それには、姿こそ人間だが、人間ではありえないものが付いていた。
「お、鬼!!!」
そう目の前には鬼、黒髪にツノを生やし背丈が高校生くらいの少年? が立っていた。
「ふざけるな! 俺様は烏の妖だ!」
そう言うと同時に黒い翼がズバーンと広がる。
……なんだろ、改めて語彙力ないのがわかるよ。
で、でも……。
「なんか……エモい! エモすぎる!」
「お、おう、そのエモい? とは知らんがなんか褒められたようで嬉しい気がする」
この烏の妖と名乗る少年? は飛沫と名乗った。
それと地獄では一応、十二宮という名の知れた妖なのだとか言っていた。
ぼくも自己紹介をしてここに居る経緯を話した。
「そうか、お前は現世から来たのか」
飛沫は困った様な顔をして、こちらを見てくるので、心配になり聞いてみる。
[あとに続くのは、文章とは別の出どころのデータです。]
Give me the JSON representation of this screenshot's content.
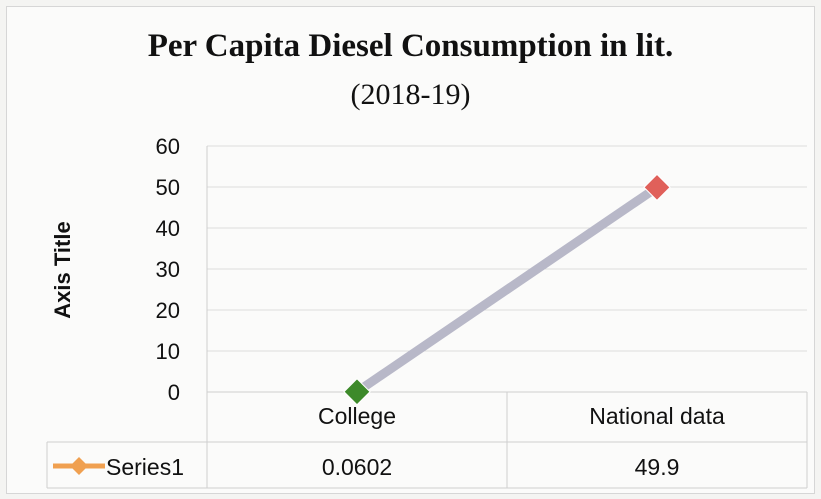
{
  "chart_data": {
    "type": "line",
    "title": "Per Capita Diesel Consumption  in lit.",
    "subtitle": "(2018-19)",
    "ylabel": "Axis Title",
    "xlabel": "",
    "categories": [
      "College",
      "National data"
    ],
    "series": [
      {
        "name": "Series1",
        "values": [
          0.0602,
          49.9
        ],
        "value_labels": [
          "0.0602",
          "49.9"
        ],
        "line_color": "#b8b8c8",
        "marker_colors": [
          "#3d8a2a",
          "#e0605a"
        ],
        "legend_color": "#f0a050"
      }
    ],
    "ylim": [
      0,
      60
    ],
    "yticks": [
      "0",
      "10",
      "20",
      "30",
      "40",
      "50",
      "60"
    ],
    "grid": true,
    "legend": "data-table"
  }
}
てか現世って言い方は……。
「えっと〜、どうしたの? そんな顔をしてさぁ」
「えっとな、今は——」
「じ、地獄!!」
飛沫があらかた説明してくれたので要約すると、此処は地獄で今現在は現世との道を百年に一度の大工事をやっている為に出れないこと等。
「ていうか地獄って、ぼく死んじゃってるの?」
ぼくはオロオロしながら飛沫に聞いてみた。
死んでないよね?
ぼくまだいっぱいやりたいことあったのに等ぼくの頭の中は混乱しかけている。
「いやお前は死んでいない、恐らく空間の歪みかもしくは……何者かに召喚されたかだな」
召喚された? なんか異世界ものみたいな展開、いや地獄だから異世界ものでいいのか?
心の中で疑問に思ってると「あくまで予想だ、そこまで信じなくてもいいが」と飛沫が言う。
「まずは……」
ゴクリと固唾を呑み飛沫の話に耳を傾ける。
もしかしたら閻魔大王の所に行くかもしれない、地獄で1番偉い人だし。
まぁ、そんな単純じゃないとおもうけども。
「閻魔大王の所に行こう」
やっぱり閻魔様のとこいくのね。
「だけど、まずは大焦熱地獄の獄卒が住う町、大炎町に行く必要がある」
「大焦熱地獄ってたしか暑くて熱くて炎の地獄の」
中二、地獄について、というか死後の世界について調べたことがあり、少しだけなら覚えている。
「まぁ、暑いぞその格好だとな」
自分が長袖を持っていることにたいして言っているのだろうか?
そもそも下校時のため、制服だし。
そのまま飛沫は話しを続け、「まぁしょうがないか、現世じゃ今は冬だしな」と言ってから「大炎町に行けば半袖ぐらい売ってるだろ」と言った。
「半袖が売ってればありがたい、この格好じゃ暑くって」
さすがに八大地獄は暑いし、しかも自分は冬服だし。
「てことで大炎町に行こー」
「おー!」とノリに乗ってみた。
こうしてぼくたち二人(人と烏?)は閻魔大王のとこに行く為に大炎町に向かうのであった。